Code&Data Insights
[Deep Learning] Regularization - Dropout | Data Augmentation | Multitask Learning 본문
[Deep Learning] Regularization - Dropout | Data Augmentation | Multitask Learning
paka_corn 2023. 12. 10. 08:31Regularization
: techniques used to control the complexity of models and prevent overfitting are known as regularization techniques
=> Increase generalization ability!
=> Deep Neural Networks are models with large capacity and thus more prone to overfitting problems!!!
Data Augmentation
: create fake training data by applying some transformations to the original data
- Used for classficiation problems, moslty image and audio
=> augmentation applied at different levels of abstraction
Noise injection might also work when noise is applied to the hidden units
Multitask Learning
: divide the architecture into a shared one (early layers) and a task-specific one(last layers)
- input must be same!
=> The shared representation will be much more robust and general as trained with more data on different tasks.
Dropout
: a regularization method that efficiently approximates training a large number of neural networks.

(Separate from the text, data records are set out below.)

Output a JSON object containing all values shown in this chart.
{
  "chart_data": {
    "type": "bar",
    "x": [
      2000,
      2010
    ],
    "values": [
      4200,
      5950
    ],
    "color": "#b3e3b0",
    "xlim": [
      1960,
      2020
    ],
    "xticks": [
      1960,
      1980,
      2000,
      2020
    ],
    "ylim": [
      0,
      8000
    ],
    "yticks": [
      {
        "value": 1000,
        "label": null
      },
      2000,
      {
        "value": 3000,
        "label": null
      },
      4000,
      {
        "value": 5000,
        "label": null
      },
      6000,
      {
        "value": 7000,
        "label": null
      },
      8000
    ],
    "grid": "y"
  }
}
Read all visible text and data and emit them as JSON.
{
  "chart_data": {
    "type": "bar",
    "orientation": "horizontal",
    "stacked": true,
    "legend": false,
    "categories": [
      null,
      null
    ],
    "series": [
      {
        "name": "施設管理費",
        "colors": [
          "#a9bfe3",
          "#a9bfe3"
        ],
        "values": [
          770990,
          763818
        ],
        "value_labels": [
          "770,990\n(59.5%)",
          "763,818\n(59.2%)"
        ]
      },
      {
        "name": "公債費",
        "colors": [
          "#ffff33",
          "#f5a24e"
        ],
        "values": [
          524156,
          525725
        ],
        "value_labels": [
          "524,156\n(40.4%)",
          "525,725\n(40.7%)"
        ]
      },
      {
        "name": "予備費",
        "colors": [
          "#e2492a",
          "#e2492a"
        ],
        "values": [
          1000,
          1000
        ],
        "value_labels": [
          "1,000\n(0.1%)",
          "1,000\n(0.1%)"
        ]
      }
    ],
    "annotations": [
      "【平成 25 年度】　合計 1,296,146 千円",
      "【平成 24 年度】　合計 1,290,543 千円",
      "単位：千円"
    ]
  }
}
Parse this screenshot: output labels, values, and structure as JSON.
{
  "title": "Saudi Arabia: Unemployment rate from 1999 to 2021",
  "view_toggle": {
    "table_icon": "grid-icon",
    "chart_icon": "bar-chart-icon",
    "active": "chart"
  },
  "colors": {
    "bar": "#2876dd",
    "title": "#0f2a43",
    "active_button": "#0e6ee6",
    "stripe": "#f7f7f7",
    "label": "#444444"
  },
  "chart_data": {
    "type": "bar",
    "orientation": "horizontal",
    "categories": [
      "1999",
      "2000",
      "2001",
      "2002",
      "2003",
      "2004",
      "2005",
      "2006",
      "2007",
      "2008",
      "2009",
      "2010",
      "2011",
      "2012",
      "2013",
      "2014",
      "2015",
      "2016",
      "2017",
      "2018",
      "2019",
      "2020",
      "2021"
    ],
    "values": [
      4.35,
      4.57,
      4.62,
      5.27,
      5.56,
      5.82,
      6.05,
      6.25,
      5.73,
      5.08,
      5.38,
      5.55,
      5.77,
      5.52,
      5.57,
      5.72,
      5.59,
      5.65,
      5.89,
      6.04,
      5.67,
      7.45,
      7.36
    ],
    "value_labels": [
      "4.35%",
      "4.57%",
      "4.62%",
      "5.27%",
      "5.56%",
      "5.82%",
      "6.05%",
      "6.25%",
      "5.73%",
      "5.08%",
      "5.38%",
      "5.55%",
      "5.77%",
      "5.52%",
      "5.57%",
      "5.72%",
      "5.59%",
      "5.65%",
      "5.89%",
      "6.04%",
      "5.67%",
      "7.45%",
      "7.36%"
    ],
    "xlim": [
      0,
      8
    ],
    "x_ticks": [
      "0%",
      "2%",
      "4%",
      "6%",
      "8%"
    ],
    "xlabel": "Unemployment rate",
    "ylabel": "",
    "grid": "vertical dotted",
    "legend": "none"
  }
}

=> Dropout can be viewed as a cheap way to train ensemble models with an exponential number of architectures.
During training,
Some neurons are randomly ignored or dropped out
- neurons are temporarily removed from the networkd along with their input and output connections
- the probability of dropping a neuron is called dropout rate ρ
- One way to implement it is to sample a binary mask(that contains 0s and 1s) for each layer and multiply it with the output of the neurons
=> For every input sample, we sample a different mask
During testing,
- Dropout is not used at test time
- all the neurons are active, so we have to scale their outputs properly
=> we have a mismatch in the input scale between training and test! This might significantly harm the performance.
=> we can compensatef or the effect of dropout by multiplying each input by(1-p) at test time.